Amid the sea of television commercials promoting online programs, political pronouncements regarding attempts to solve American educational problem through online technologies, and the boosterism of education reformers, however, some voices have cautioned against rapid and careless online development, especially in MOOCs (massive open online courses). They argue that we still don’t have enough information on the long-term results of online education to put all our eggs in that hi-tech basket.
Some important questions have been raised about the effectiveness and quality of MOOCs in specific, and whether that form of online education is the panacea many have hoped. For example, I. Elaine Allen, one of the authors of a recent survey by the Babson Survey Research Group said, “Institutional opinions on MOOCs [massive open online courses] are mixed…some praise them for their ability to learn about online pedagogy and attract new students, but concerns remain about whether they are a sustainable method for offering courses.”

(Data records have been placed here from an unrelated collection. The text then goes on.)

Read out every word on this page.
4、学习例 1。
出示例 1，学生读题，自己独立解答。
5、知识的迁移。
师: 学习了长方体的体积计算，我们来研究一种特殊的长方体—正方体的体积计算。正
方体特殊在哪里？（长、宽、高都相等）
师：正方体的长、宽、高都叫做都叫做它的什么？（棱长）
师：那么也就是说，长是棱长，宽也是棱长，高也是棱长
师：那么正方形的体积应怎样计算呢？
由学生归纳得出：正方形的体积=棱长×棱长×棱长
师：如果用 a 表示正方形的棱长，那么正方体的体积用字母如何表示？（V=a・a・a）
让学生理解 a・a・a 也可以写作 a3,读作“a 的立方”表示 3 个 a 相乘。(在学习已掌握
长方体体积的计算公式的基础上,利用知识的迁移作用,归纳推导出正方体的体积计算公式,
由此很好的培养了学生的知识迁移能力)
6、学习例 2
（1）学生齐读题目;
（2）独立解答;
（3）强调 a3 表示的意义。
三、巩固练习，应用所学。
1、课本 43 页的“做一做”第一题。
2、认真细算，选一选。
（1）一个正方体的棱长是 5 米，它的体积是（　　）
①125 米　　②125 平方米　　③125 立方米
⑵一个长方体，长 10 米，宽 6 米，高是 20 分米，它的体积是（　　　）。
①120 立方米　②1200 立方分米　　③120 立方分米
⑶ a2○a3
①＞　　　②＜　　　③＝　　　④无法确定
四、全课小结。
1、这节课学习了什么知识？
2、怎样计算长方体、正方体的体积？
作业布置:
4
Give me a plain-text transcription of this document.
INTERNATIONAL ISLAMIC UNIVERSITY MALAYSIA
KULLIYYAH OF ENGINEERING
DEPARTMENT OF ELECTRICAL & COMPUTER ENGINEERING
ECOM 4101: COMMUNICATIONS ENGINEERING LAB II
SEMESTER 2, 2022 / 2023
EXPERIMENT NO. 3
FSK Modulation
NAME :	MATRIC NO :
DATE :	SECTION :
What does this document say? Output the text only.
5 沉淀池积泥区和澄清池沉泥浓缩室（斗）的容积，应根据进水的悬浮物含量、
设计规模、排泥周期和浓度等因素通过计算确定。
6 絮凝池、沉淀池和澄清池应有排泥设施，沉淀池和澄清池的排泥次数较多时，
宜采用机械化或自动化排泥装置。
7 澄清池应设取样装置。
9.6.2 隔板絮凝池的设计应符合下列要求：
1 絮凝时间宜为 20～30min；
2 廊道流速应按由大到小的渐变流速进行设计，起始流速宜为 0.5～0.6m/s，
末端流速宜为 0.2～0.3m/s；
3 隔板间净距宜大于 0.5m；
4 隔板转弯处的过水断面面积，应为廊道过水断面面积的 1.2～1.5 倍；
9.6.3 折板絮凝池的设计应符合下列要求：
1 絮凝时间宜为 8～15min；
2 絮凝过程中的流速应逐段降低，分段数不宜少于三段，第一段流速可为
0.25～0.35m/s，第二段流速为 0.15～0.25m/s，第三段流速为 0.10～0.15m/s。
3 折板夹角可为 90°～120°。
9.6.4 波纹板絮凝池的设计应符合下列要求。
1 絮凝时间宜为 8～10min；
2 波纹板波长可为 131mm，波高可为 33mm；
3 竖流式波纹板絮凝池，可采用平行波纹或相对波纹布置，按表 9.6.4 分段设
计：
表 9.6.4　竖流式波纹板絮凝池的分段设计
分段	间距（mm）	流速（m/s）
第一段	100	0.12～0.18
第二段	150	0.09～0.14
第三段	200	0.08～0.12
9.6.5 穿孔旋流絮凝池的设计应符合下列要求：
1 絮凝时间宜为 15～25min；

This has led many critics of online education to make strong cases against it. Here are three of the most significant of these arguments:
- MOOCs do not end inequality. Professor Ian Bogost of Georgia Tech argues in The Atlantic that California State University’s recent decision to offer some of its largest general education courses as MOOCs through Udacity, while it might ameliorate the beleaguered system’s perpetual financial crisis, will do so at a very high cost to the state’s students. He points out that the majority of students in the Cal State system are minority students who suffer from a poorly-funded and inadequate public school system; the majority of them lack command of even the most rudimentary skills of English and math. Bogost believes that the allocation of funds to a private-for-profit company will not solve the problems of under-prepared remedial students emerging from the K-12 system to fail at the college level. He writes, “the answer to underfunded, lower effectiveness primary and secondary education requires subsidizing a private, VC-funded bet made on a roulette wheel fashioned from the already precarious prospects of a disadvantaged population.”
- MOOCs are unsuccessful at increasing graduation rates. John Markoff of The New York Times writes, “If as few as 20 percent of students finishing an online course is considered a wild success and 10 percent and lower is standard, then it would appear that MOOCs are still more of a hobby than a viable alternative to traditional classroom education.” This is an important point: sinking graduation rates and criticisms of teacher effectiveness have many turning to the possibilities of online education.
- Online education may not offer the best kind of education. In The Chronicle of Higher Education, dean Doug Guthrie of the George Washington University School of Business asked an important question about MOOCs in general and Coursera in particular. He asked, “Why should we be impressed that an online course can reach 100,000 students at once? By celebrating massification, advocates of Coursera elevate volume as the chief objective of online learning. Is that truly our goal in academe?” He argues that while “Interactivity and customization are the fundamental advantages of online education,” because technology allows faculty to create many different relationships with and between students and possibly track students on a more individual basis, the MOOC model so far fails to deliver this. He writes, “The MOOC model is fine for the informal student or academic dabbler, but it is not the same as attaining an education. Whether face to face or online, learning occurs when there is a thoughtful interaction between the student and the instructor.”
These are important points, and they beg some relevant questions about the priorities of many education reformers. For example, a standard criticism of education reformers is that large lecture-hall courses are ineffective and do not meet the needs of today’s students. However, Ian Bogost points out that such criticism is meaningless if we think that the solution is the even more impersonal MOOC. His concerns are similar to those who argue that the digital divide prevents underprivileged students from gaining important skills and becoming as competitive on the job market as their more tech-experienced colleagues.
The solution, perhaps, might be to offer both MOOCs and traditional courses as options for all students. Those who are comfortable and successful at working independently might opt for the MOOC, while those who prefer more direct contact and guidance should be able to take traditional courses with a smaller student-teacher ratio. Because one thing is very clear: online education technology offers tremendous potential and will not simply go away. It is our job as educators and students to determine the most effective uses of that technology.